I feel like the most pathetic excuse for a human being right now. I hate myself. I'm going to either try again tomorrow ::(: or get someone else to pick up the prescription for me if I can. It was too small and busy in there.. I had to get out. The worst thing is how I've tried SO hard this year and I end up alone in a park sobbing because I can't even do the simplest of tasks.

Thanks very much for reading. Does anyone have any advice or maybe stories so I don't feel so alone? If not it's ok. I feel a little more calm just for getting it out there.
 

ありがとう

Well-known member
Aww *gives hugs* I'm not sure what to say but I think it is admirable that you've tried rather than not going in at all. I would not suggest getting someone to do it for you otherwise you'll never get over it, but rather go again in a less busy time (early in the morning)?
 

Moo

Well-known member
Thanks for your kind replies, both of you.

I think I'll consider going with someone tomorrow but if I can't do that I'll see if they can do it for me (as a last resort).
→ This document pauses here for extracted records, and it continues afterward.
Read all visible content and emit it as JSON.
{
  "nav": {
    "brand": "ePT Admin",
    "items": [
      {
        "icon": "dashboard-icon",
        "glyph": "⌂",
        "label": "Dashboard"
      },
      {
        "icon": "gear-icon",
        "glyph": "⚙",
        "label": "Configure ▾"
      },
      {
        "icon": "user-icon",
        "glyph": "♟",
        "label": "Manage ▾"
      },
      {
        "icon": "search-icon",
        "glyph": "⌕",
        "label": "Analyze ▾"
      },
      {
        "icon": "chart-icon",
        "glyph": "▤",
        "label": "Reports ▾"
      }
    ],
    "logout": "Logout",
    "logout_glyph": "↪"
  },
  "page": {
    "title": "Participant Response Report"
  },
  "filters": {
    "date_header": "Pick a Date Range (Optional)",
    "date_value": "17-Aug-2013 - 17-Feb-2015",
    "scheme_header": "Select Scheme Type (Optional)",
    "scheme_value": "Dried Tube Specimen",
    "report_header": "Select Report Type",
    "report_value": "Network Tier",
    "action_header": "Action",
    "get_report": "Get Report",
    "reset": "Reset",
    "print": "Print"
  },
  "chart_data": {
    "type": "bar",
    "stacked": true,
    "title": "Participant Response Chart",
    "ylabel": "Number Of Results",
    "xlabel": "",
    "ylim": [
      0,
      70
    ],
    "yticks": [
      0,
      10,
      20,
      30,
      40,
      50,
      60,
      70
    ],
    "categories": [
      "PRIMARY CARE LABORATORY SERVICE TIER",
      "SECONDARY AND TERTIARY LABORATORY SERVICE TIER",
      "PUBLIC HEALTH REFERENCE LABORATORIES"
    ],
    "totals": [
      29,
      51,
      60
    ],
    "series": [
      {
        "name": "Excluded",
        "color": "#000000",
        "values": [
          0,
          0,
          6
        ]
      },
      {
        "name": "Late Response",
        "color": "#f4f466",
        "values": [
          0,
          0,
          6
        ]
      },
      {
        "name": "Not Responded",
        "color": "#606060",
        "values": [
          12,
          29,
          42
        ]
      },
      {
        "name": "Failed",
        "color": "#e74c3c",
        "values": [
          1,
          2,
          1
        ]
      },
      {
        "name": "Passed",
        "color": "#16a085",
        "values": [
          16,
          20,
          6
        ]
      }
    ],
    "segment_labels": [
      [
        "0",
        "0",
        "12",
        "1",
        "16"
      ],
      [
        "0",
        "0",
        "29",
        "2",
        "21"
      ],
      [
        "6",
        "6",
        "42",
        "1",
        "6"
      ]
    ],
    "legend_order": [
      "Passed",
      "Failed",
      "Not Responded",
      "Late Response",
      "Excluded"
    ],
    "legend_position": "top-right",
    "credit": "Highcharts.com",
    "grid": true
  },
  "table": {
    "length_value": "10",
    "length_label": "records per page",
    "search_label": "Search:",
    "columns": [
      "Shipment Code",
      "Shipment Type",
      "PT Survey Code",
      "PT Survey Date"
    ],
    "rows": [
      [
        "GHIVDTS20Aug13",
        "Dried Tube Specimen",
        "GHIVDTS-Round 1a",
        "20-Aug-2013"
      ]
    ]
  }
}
I don't even know what I'm so scared of. I've just built this up in my mind to be an impossible task. I think maybe because it's been a bank holiday weekend so I've had 3 days to imagine all the things (over and over and over) I could do wrong. I usually am very keen on challenging myself and I know I've done much harder things in recent months but for some reason this is too much for today. Anyway I feel a lot better and much less pathetic. You know.. at least I am indeed trying. :)
 

Srijita52

Well-known member
I'm sorry to hear that. But you did try and that's really something. Like you said you've progressed so much and this particular incident doesn't mean you've lost. These things happen sometimes. Going with someone is a great idea, though if you're really not feeling like going tomorrow maybe you should ask someone else, but try to face something similar when you feel a little better.